In another aspect the invention provides a manufacturing line for dynamo-electric machine components which is convertible from manufacturing a first batch of components having a first configuration to manufacturing a second batch of components having a second configuration, the line comprising a plurality of processing stations, at least one of which performs a first processing step on first batch components and a second processing step on second batch components, means for conveying the components a synchronously from station to station, means for identifying at least the leading component of the second batch of components being conveyed, and means configured to control the conveying of components from the said one station so that second batch components upon which the second processing step has been performed are conveyed from said one station only when all first batch components have been conveyed from said station.
The invention may be utilized in preferred form in a manufacturing line capable of producing more than one configuration of the armatures like the type shown in FIG. 1. More particularly, the manufacturing line of this invention is capable of converting itself, automatically to manufacture different armature configurations. The scenario which results from using the line of the invention is that of an armature manufacturing environment producing batches of differently configured armatures, in succession and with a minimum loss in the line""s output of armatures when there is a conversion between the various batches.
The apparatus for manufacturing dynamo-electric machine components according to a first configuration and a second configuration includes an information storage device associated with one of the components for storing information corresponding to one of the first and the second configurations. The apparatus also includes a processing station (e.g., 24) capable of performing a first processing step corresponding to the first configuration and a second processing step corresponding to the second configuration. The processing station is arranged to perform one of the processing steps on the component according to the information stored in the information storage device.
In a preferred embodiment, the processing station has a queue for storing a plurality of components. The processing station may have a first machine and a second machine for performing processing steps on the components. The processing station may also be provided with a transfer device responsive to the information storage device configured to direct the components according to the first configuration to the first machine, and to direct components according to the second configuration to the second machine.

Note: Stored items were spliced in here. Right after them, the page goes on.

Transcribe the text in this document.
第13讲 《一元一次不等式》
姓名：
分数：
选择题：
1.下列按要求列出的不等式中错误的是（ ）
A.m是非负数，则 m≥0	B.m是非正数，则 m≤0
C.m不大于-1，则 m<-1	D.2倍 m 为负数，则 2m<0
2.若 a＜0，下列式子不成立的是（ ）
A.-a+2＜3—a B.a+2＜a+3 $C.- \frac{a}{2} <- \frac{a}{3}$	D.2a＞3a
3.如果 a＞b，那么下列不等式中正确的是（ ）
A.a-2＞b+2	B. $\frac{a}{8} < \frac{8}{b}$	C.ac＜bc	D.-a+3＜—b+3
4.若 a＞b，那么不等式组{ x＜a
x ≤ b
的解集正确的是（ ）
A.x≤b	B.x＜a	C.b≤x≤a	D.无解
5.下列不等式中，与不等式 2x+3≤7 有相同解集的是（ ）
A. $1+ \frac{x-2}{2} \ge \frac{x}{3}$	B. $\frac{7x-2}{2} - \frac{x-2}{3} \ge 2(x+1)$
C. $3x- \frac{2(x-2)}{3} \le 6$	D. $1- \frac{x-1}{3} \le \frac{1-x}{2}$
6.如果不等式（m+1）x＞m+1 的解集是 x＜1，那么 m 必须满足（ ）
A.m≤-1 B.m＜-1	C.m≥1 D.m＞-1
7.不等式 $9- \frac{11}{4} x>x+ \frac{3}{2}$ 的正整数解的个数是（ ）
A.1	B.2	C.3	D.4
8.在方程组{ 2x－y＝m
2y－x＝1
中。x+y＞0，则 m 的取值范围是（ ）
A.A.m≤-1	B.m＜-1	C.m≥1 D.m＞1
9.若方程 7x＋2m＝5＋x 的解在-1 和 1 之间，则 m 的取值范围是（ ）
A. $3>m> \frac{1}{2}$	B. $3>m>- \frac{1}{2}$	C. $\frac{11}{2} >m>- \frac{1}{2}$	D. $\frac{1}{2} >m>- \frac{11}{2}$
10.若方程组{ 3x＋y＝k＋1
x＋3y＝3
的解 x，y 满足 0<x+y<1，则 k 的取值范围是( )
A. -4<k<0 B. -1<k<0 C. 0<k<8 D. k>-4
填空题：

Novel methods for manufacturing dynamo-electric machine components are disclosed, which include providing an information storage device associated with one of the components for storing information corresponding to one of the first and the second configurations, and providing a processing station capable of performing a first processing step corresponding to the first configuration and a second processing step corresponding to the second configuration. The method includes reading the information stored in the information storage device, and performing one of the processing steps on the component corresponding to the configuration information stored in the information storage device.